Making pre-tax contributions however can benefit both the employer and the employee as both will make a tax saving of 7.
65%.
It is argued that Health Insurance Savings accounts will benefit only high income earners however a study conducted by the Galen Institute suggests low income earners may find them attractive also because, lower income workers are more likely to see the value of the savings opportunity than higher income employees, since a savings of a thousand dollars a year is more valuable for someone making $25,000 a year than for someone making $100K.
A person who has their own HSA is not under any obligation to contribute to an employer sponsored health savings account.
Participants do not need approval from their HSA trustee or medical insurer to withdraw funds and funds withdrawn for legitimate medical expenses are not subject to taxation.
These expenses include dental care and vision, as well as eye glasses and hearing aids where necessary.
Bank cards attached to your Health Savings Account will make using your HSA at the pharmacy or health care provider very convenient.

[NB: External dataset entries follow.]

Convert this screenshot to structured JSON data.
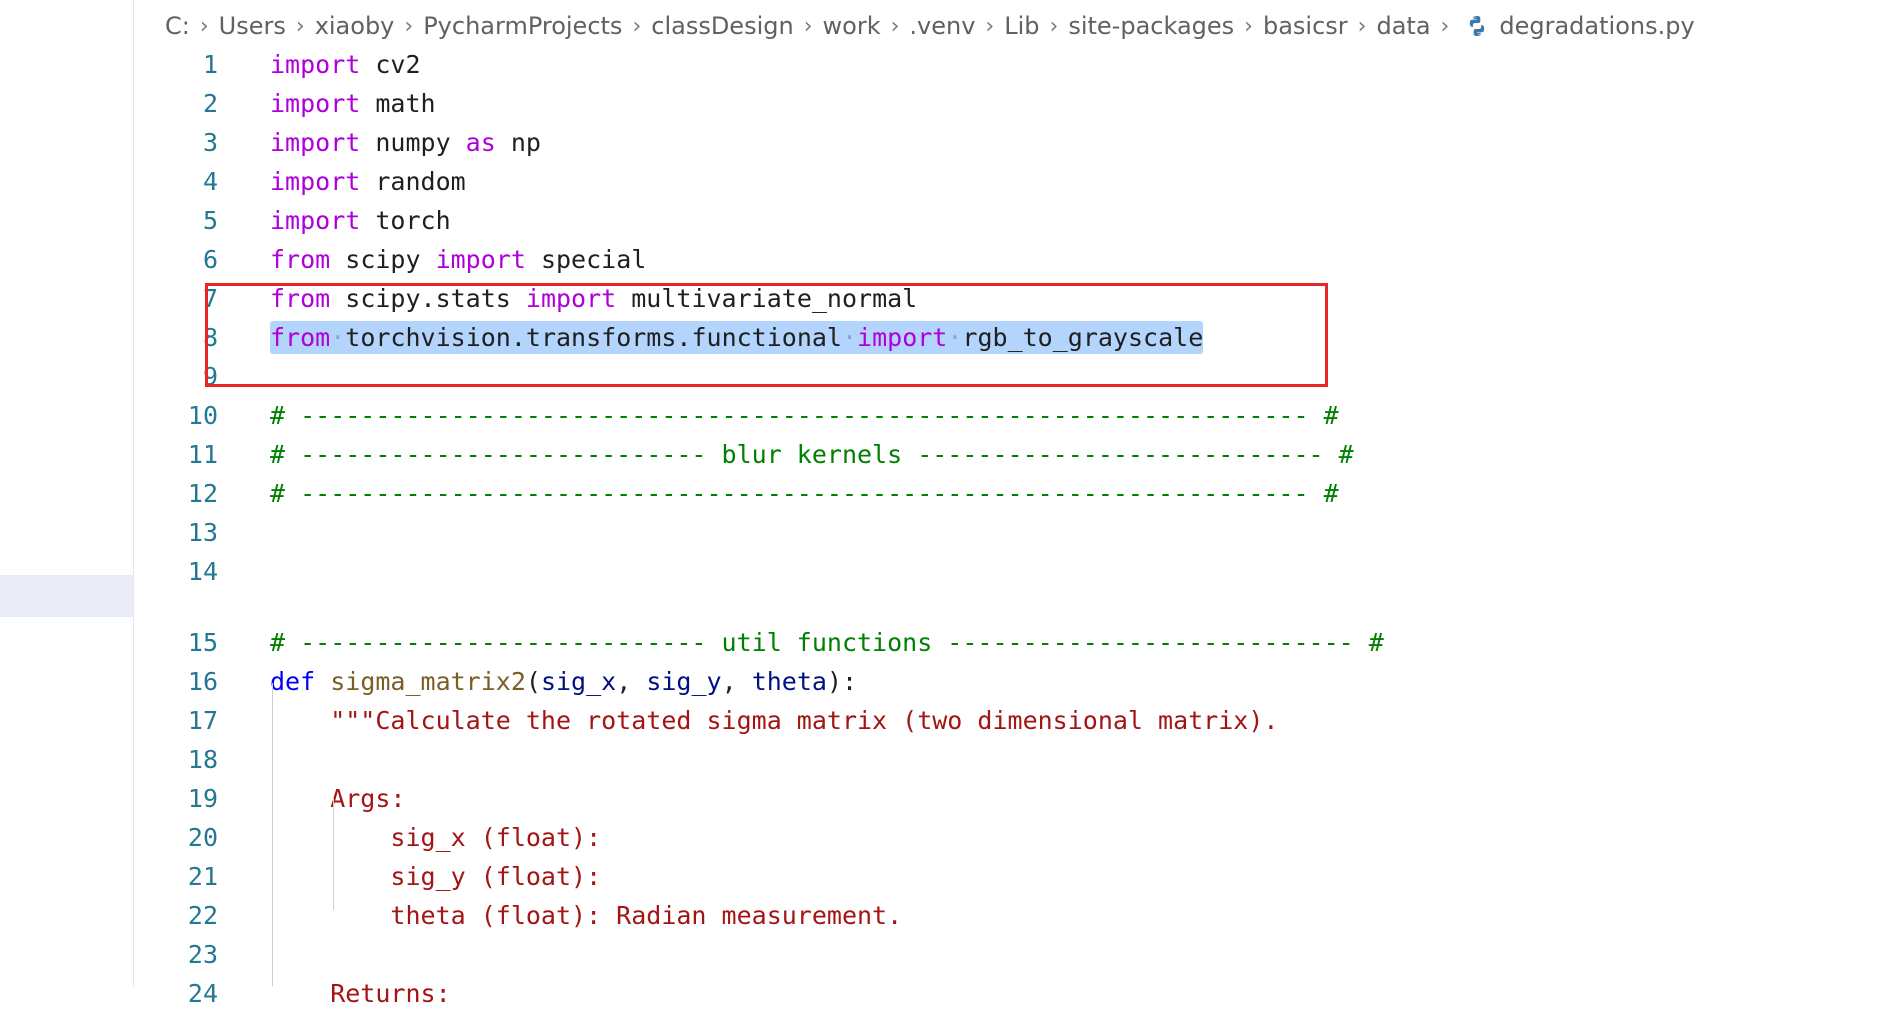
{
  "breadcrumb": [
    "C:",
    "Users",
    "xiaoby",
    "PycharmProjects",
    "classDesign",
    "work",
    ".venv",
    "Lib",
    "site-packages",
    "basicsr",
    "data"
  ],
  "file_name": "degradations.py",
  "file_icon": "python-icon",
  "lines": [
    {
      "n": "1",
      "tokens": [
        {
          "c": "kw",
          "t": "import"
        },
        {
          "c": "plain",
          "t": " cv2"
        }
      ]
    },
    {
      "n": "2",
      "tokens": [
        {
          "c": "kw",
          "t": "import"
        },
        {
          "c": "plain",
          "t": " math"
        }
      ]
    },
    {
      "n": "3",
      "tokens": [
        {
          "c": "kw",
          "t": "import"
        },
        {
          "c": "plain",
          "t": " numpy "
        },
        {
          "c": "kw",
          "t": "as"
        },
        {
          "c": "plain",
          "t": " np"
        }
      ]
    },
    {
      "n": "4",
      "tokens": [
        {
          "c": "kw",
          "t": "import"
        },
        {
          "c": "plain",
          "t": " random"
        }
      ]
    },
    {
      "n": "5",
      "tokens": [
        {
          "c": "kw",
          "t": "import"
        },
        {
          "c": "plain",
          "t": " torch"
        }
      ]
    },
    {
      "n": "6",
      "tokens": [
        {
          "c": "kw",
          "t": "from"
        },
        {
          "c": "plain",
          "t": " scipy "
        },
        {
          "c": "kw",
          "t": "import"
        },
        {
          "c": "plain",
          "t": " special"
        }
      ]
    },
    {
      "n": "7",
      "tokens": [
        {
          "c": "kw",
          "t": "from"
        },
        {
          "c": "plain",
          "t": " scipy.stats "
        },
        {
          "c": "kw",
          "t": "import"
        },
        {
          "c": "plain",
          "t": " multivariate_normal"
        }
      ]
    },
    {
      "n": "8",
      "highlight": true,
      "tokens": [
        {
          "c": "kw",
          "t": "from"
        },
        {
          "c": "dot",
          "t": "·"
        },
        {
          "c": "plain",
          "t": "torchvision.transforms.functional"
        },
        {
          "c": "dot",
          "t": "·"
        },
        {
          "c": "kw",
          "t": "import"
        },
        {
          "c": "dot",
          "t": "·"
        },
        {
          "c": "plain",
          "t": "rgb_to_grayscale"
        }
      ]
    },
    {
      "n": "9",
      "tokens": []
    },
    {
      "n": "10",
      "tokens": [
        {
          "c": "cm",
          "t": "# ------------------------------------------------------------------- #"
        }
      ]
    },
    {
      "n": "11",
      "tokens": [
        {
          "c": "cm",
          "t": "# --------------------------- blur kernels --------------------------- #"
        }
      ]
    },
    {
      "n": "12",
      "tokens": [
        {
          "c": "cm",
          "t": "# ------------------------------------------------------------------- #"
        }
      ]
    },
    {
      "n": "13",
      "tokens": []
    },
    {
      "n": "14",
      "tokens": []
    },
    {
      "n": "15",
      "tokens": [
        {
          "c": "cm",
          "t": "# --------------------------- util functions --------------------------- #"
        }
      ]
    },
    {
      "n": "16",
      "tokens": [
        {
          "c": "kw2",
          "t": "def"
        },
        {
          "c": "plain",
          "t": " "
        },
        {
          "c": "fn",
          "t": "sigma_matrix2"
        },
        {
          "c": "plain",
          "t": "("
        },
        {
          "c": "param",
          "t": "sig_x"
        },
        {
          "c": "plain",
          "t": ", "
        },
        {
          "c": "param",
          "t": "sig_y"
        },
        {
          "c": "plain",
          "t": ", "
        },
        {
          "c": "param",
          "t": "theta"
        },
        {
          "c": "plain",
          "t": "):"
        }
      ]
    },
    {
      "n": "17",
      "tokens": [
        {
          "c": "str",
          "t": "    \"\"\"Calculate the rotated sigma matrix (two dimensional matrix)."
        }
      ]
    },
    {
      "n": "18",
      "tokens": []
    },
    {
      "n": "19",
      "tokens": [
        {
          "c": "str",
          "t": "    Args:"
        }
      ]
    },
    {
      "n": "20",
      "tokens": [
        {
          "c": "str",
          "t": "        sig_x (float):"
        }
      ]
    },
    {
      "n": "21",
      "tokens": [
        {
          "c": "str",
          "t": "        sig_y (float):"
        }
      ]
    },
    {
      "n": "22",
      "tokens": [
        {
          "c": "str",
          "t": "        theta (float): Radian measurement."
        }
      ]
    },
    {
      "n": "23",
      "tokens": []
    },
    {
      "n": "24",
      "tokens": [
        {
          "c": "str",
          "t": "    Returns:"
        }
      ]
    }
  ],
  "colors": {
    "keyword": "#af00db",
    "comment": "#008000",
    "string": "#a31515",
    "line_number": "#237893",
    "selection": "#b3d4fc",
    "annotation": "#e8262a"
  }
}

Filling out claim forms is not required to receive reimbursement from Section 125 plans, the HSA bank card will act just like your ATM card.
Funds can be withdrawn for any reason and at any time but those not withdrawn for medical expenses are subject to tax and to a ten percent penalty - other than if the person has reached the age of 65.
It is conceivable that a person in reasonably good health can accrue in a few years a good sum of money.
Age, health and whether employer contributions are made will determine exactly how much.
Search online and then consult with a professional to determine what is the best health insurance savings account plan for you, to start saving now rather than later.